Drug Education Behind Bars
In-your-face Program Helps Inmates Learn the Truth
One day a few years ago, the assistant warden of the Hernando County Correctional Institution for Women in Florida stopped to get her hair done at a local salon. Her hairstylist, she soon learned, was a dedicated volunteer with the Florida chapter of Foundation for a Drug-Free World and its worldwide Truth About Drugs program. The warden left the salon not only with a haircut but a Truth About Drugs DVD, which she turned over to her education director, Andre Buford.
Shortly thereafter, the assistant warden and Buford attended a Hernando County School Board meeting where the full Truth About Drugs program was presented—the videos, the booklets on each commonly used drug, and a full curriculum for use in any classroom setting.
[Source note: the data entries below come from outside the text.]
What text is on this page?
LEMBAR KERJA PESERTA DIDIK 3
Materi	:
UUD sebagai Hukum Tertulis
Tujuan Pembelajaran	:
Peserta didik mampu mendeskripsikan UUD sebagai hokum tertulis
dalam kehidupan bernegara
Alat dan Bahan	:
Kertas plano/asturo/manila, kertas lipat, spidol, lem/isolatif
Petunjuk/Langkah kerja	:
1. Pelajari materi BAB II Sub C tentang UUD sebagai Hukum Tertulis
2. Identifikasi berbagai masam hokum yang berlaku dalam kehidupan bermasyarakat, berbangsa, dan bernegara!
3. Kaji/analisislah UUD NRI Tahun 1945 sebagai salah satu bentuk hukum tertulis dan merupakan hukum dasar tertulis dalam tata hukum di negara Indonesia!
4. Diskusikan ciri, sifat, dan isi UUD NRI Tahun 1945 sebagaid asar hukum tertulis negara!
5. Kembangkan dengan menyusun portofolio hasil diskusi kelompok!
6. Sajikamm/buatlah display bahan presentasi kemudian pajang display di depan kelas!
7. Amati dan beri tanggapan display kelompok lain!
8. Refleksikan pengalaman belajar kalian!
Fifteen minutes into the presentation, Buford knew he had found the perfect program for the women in his prison.
He knew that the inmates, many of whom are also mothers, would identify with the program, an in-your-face approach that shows, through real-life stories, what drugs can do to a person, as well as their dire implications for the user’s family and friends. “That’s what the youth of today need,” he said. “They need to know what they are doing to themselves and how their family is going to feel. They need to know that by using drugs they are destroying their own families, and drugs are something they should not do.”
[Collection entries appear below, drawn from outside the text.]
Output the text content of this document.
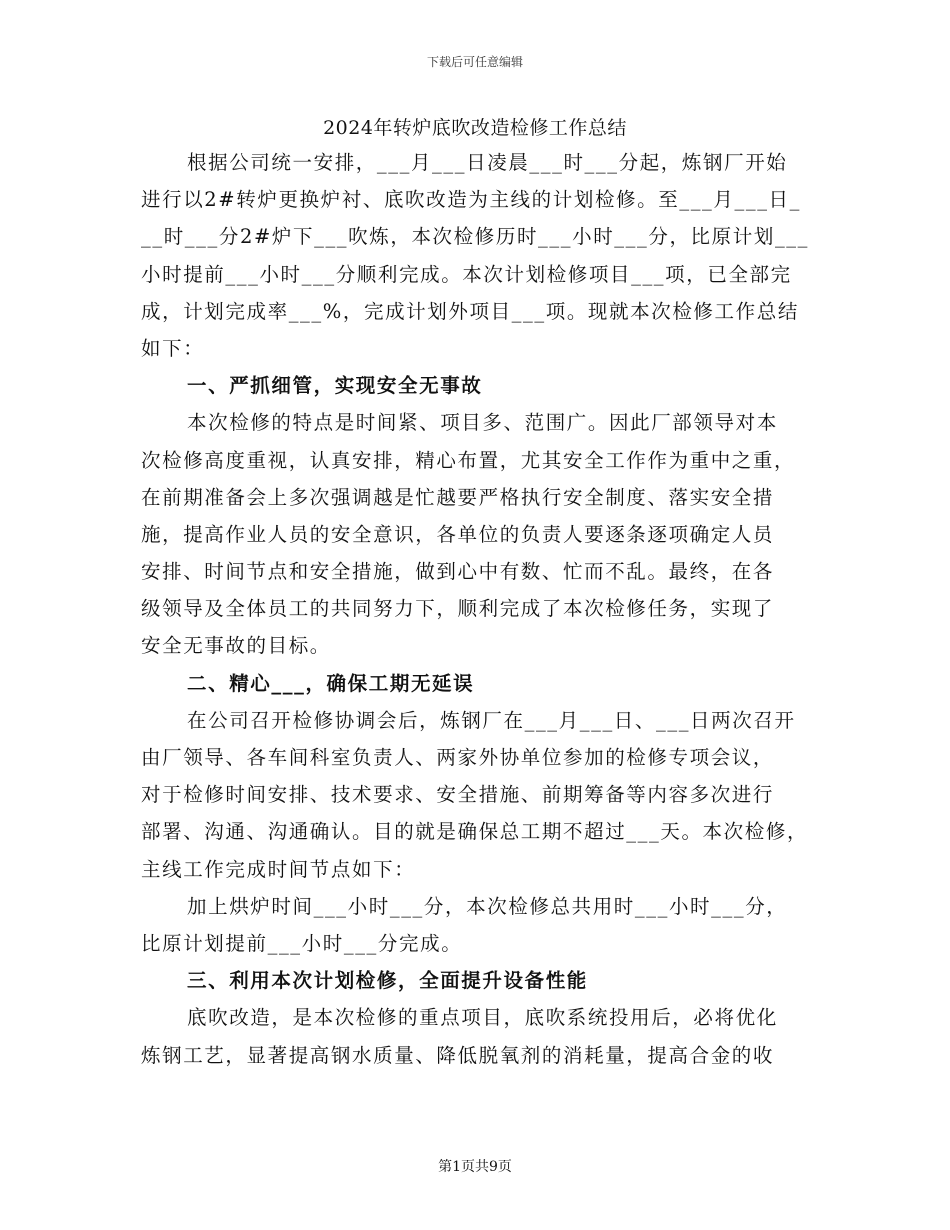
下载后可任意编辑
2024年转炉底吹改造检修工作总结
根据公司统一安排，___月___日凌晨___时___分起，炼钢厂开始
进行以2#转炉更换炉衬、底吹改造为主线的计划检修。至___月___日_
__时___分2#炉下___吹炼，本次检修历时___小时___分，比原计划___
小时提前___小时___分顺利完成。本次计划检修项目___项，已全部完
成，计划完成率___%，完成计划外项目___项。现就本次检修工作总结
如下：
一、严抓细管，实现安全无事故
本次检修的特点是时间紧、项目多、范围广。因此厂部领导对本
次检修高度重视，认真安排，精心布置，尤其安全工作作为重中之重，
在前期准备会上多次强调越是忙越要严格执行安全制度、落实安全措
施，提高作业人员的安全意识，各单位的负责人要逐条逐项确定人员
安排、时间节点和安全措施，做到心中有数、忙而不乱。最终，在各
级领导及全体员工的共同努力下，顺利完成了本次检修任务，实现了
安全无事故的目标。
二、精心___，确保工期无延误
在公司召开检修协调会后，炼钢厂在___月___日、___日两次召开
由厂领导、各车间科室负责人、两家外协单位参加的检修专项会议，
对于检修时间安排、技术要求、安全措施、前期筹备等内容多次进行
部署、沟通、沟通确认。目的就是确保总工期不超过___天。本次检修，
主线工作完成时间节点如下：
加上烘炉时间___小时___分，本次检修总共用时___小时___分，
比原计划提前___小时___分完成。
三、利用本次计划检修，全面提升设备性能
底吹改造，是本次检修的重点项目，底吹系统投用后，必将优化
炼钢工艺，显著提高钢水质量、降低脱氧剂的消耗量，提高合金的收
第1页共9页
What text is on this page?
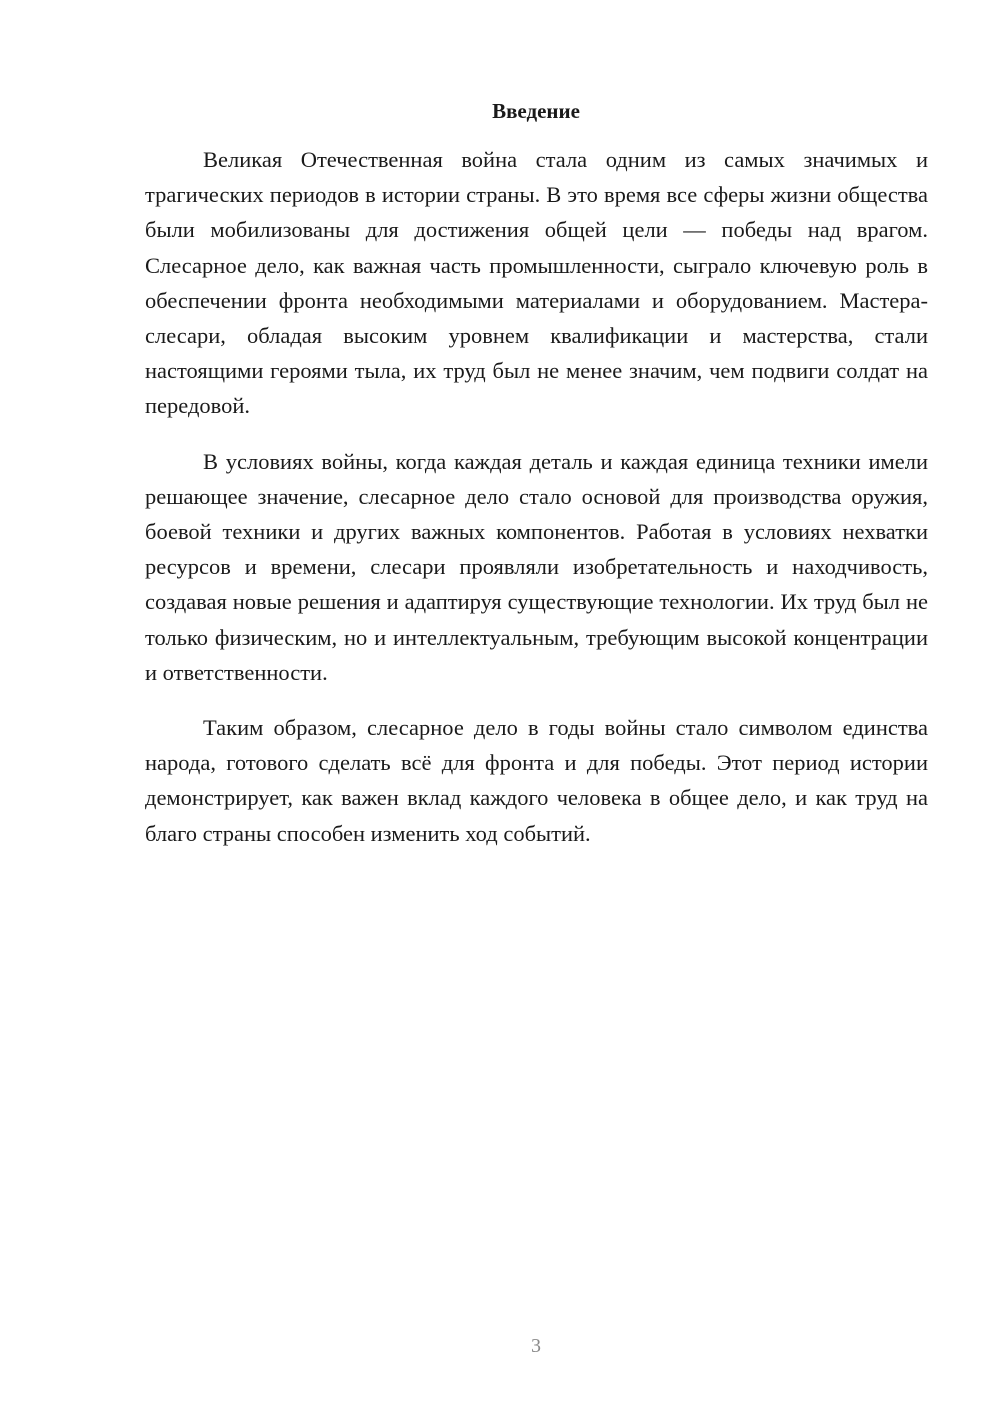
Введение

Великая Отечественная война стала одним из самых значимых и трагических периодов в истории страны. В это время все сферы жизни общества были мобилизованы для достижения общей цели — победы над врагом. Слесарное дело, как важная часть промышленности, сыграло ключевую роль в обеспечении фронта необходимыми материалами и оборудованием. Мастера-слесари, обладая высоким уровнем квалификации и мастерства, стали настоящими героями тыла, их труд был не менее значим, чем подвиги солдат на передовой.

В условиях войны, когда каждая деталь и каждая единица техники имели решающее значение, слесарное дело стало основой для производства оружия, боевой техники и других важных компонентов. Работая в условиях нехватки ресурсов и времени, слесари проявляли изобретательность и находчивость, создавая новые решения и адаптируя существующие технологии. Их труд был не только физическим, но и интеллектуальным, требующим высокой концентрации и ответственности.

Таким образом, слесарное дело в годы войны стало символом единства народа, готового сделать всё для фронта и для победы. Этот период истории демонстрирует, как важен вклад каждого человека в общее дело, и как труд на благо страны способен изменить ход событий.

3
Therefore, with the blessing of his assistant warden, Buford began implementing the program with the women prisoners under his charge. It began as a pilot program with 14 women and has evolved into a standard part of the prison’s programs, with dozens of graduates.
The lesson plans, Buford said, generated extensive thoughtful feedback from the inmates. Their homework consisted of reviewing each day’s class discussion and coming the next day with their own summary of the important points and, most significantly, how they could apply it to their own life. Due to turnover in the prison population, the usual 13-week Truth About Drugs program was tailored to eight weeks. Soon inmates themselves led the program, passing on the message to other inmates that this was the place to be.
Buford was so gratified by the positive results he achieved with the materials, he wrote to the Foundation for a Drug-Free World: “This material should be a requirement in every public, charter and private school across the nation.”
One inmate wrote that the program “gave me knowledge. It gave me understanding.” Completion of the program, she said, “will allow me to remain drug-free and my children will now have a mother who is no longer addicted to drugs.”
Buford has since moved on from the Florida penal system and now serves as executive director of a Tampa-based nonprofit that helps individuals and families. He not only left to his successors a flourishing Truth About Drugs program, now enrolling 34 inmates at a time on average, he also brought it with him and implements it in his new position outside of prisons to reach kids and families before drugs do.
“[the program] gave me knowledge. It gave me understanding. [Completion of the program], will allow me to remain drug-free and my children will now have a mother who is no longer addicted to drugs.”
FACTS
“Smart” Drugs
The not at all “Smart Drugs”—brand-name or generic amphetamines such as Concerta, Adderall and Modafinil, are abused by some teens who think the drugs will help them get through exams. Wrong, say university studies. Abuse of these prescription stimulants is most prevalent among underperforming students who hope to improve their grades through drugs. However, a University of Pennsylvania study found that those who took stimulants showed no performance gains on a series of tests that measured factors such as creative working memory. The users only thought the drug was helping them, while in fact it was found in some to reduce performance. A Drexel University study found that users of these drugs risk long-term impairment of brain function.